We use a map to store the number of meeting rooms needed. First iteration of vector intervals stores number of meeting rooms needed in a specific time. When a meeting starts, the map’s value add one. When a meeting ends, the map’s value minus one.

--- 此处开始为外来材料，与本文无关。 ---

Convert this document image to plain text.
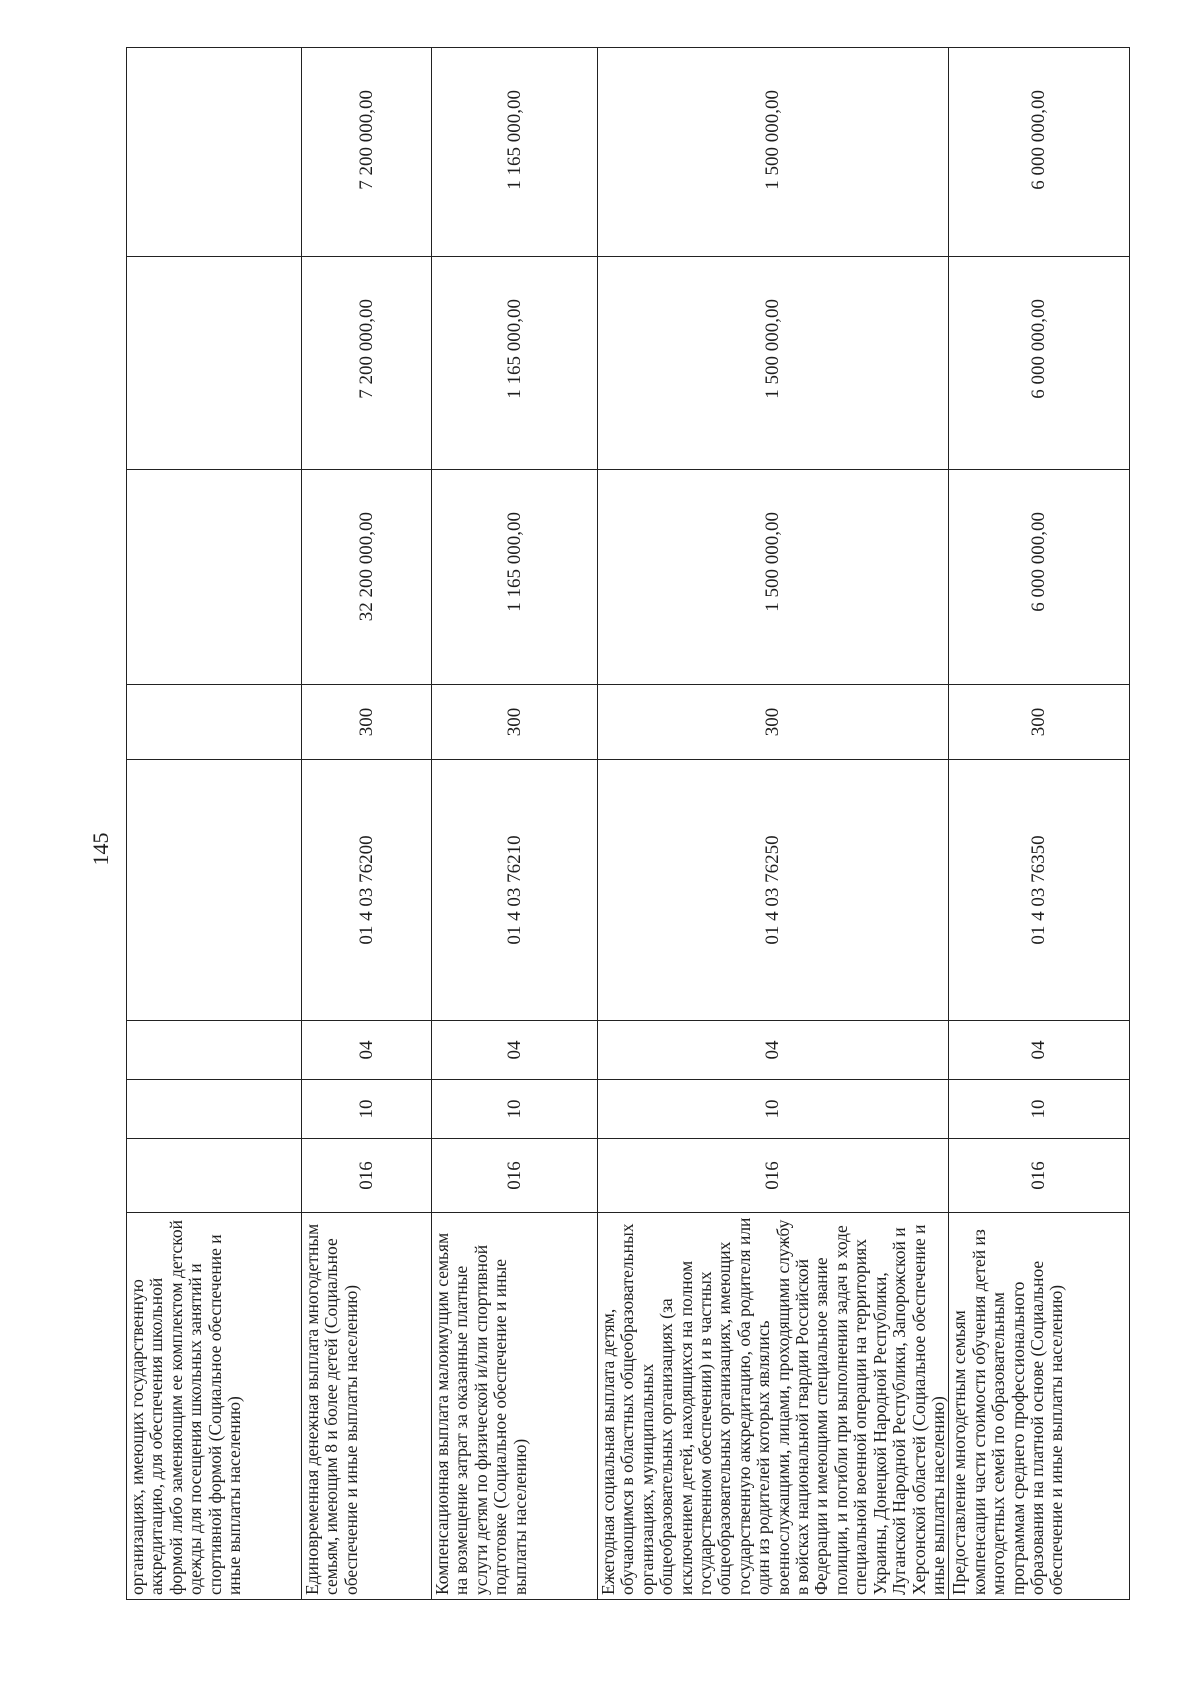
145
организациях, имеющих государственную аккредитацию, для обеспечения школьной формой либо заменяющим ее комплектом детской одежды для посещения школьных занятий и спортивной формой (Социальное обеспечение и иные выплаты населению)								
Единовременная денежная выплата многодетным семьям, имеющим 8 и более детей (Социальное обеспечение и иные выплаты населению)	016	10	04	01 4 03 76200	300	32 200 000,00	7 200 000,00	7 200 000,00
Компенсационная выплата малоимущим семьям на возмещение затрат за оказанные платные услуги детям по физической и/или спортивной подготовке (Социальное обеспечение и иные выплаты населению)	016	10	04	01 4 03 76210	300	1 165 000,00	1 165 000,00	1 165 000,00
Ежегодная социальная выплата детям, обучающимся в областных общеобразовательных организациях, муниципальных общеобразовательных организациях (за исключением детей, находящихся на полном государственном обеспечении) и в частных общеобразовательных организациях, имеющих государственную аккредитацию, оба родителя или один из родителей которых являлись военнослужащими, лицами, проходящими службу в войсках национальной гвардии Российской Федерации и имеющими специальное звание полиции, и погибли при выполнении задач в ходе специальной военной операции на территориях Украины, Донецкой Народной Республики, Луганской Народной Республики, Запорожской и Херсонской областей (Социальное обеспечение и иные выплаты населению)	016	10	04	01 4 03 76250	300	1 500 000,00	1 500 000,00	1 500 000,00
Предоставление многодетным семьям компенсации части стоимости обучения детей из многодетных семей по образовательным программам среднего профессионального образования на платной основе (Социальное обеспечение и иные выплаты населению)	016	10	04	01 4 03 76350	300	6 000 000,00	6 000 000,00	6 000 000,00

Then in the second iteration, we iterate the map, the initial value of rooms is zero. In a specific time point, just simply add the map’s value. If at that time one or multiple new meetings start, rooms number would add the same number. Then comparing this value with the max rooms number, we could get the final result.
代码
/**
* Definition for an interval.
* struct Interval {
* int start;
* int end;
* Interval() : start(0), end(0) {}
* Interval(int s, int e) : start(s), end(e) {}
* };
*/
class Solution {
public:
int minMeetingRooms(vector<Interval>& intervals) {
map<int, int> roomChanges;
for (auto i : intervals){
roomChanges[i.start] += 1;
roomChanges[i.end] -= 1;
}
int rooms = 0, maxRoom = 0;
for (auto change : roomChanges){
rooms += change.second;
maxRoom = max(maxRoom, rooms);
}
return maxRoom;
}
};
时间复杂度:O(n)
空间复杂度:O(n)
反思
很巧妙的把握住了整体的思想,不计较每次的变化。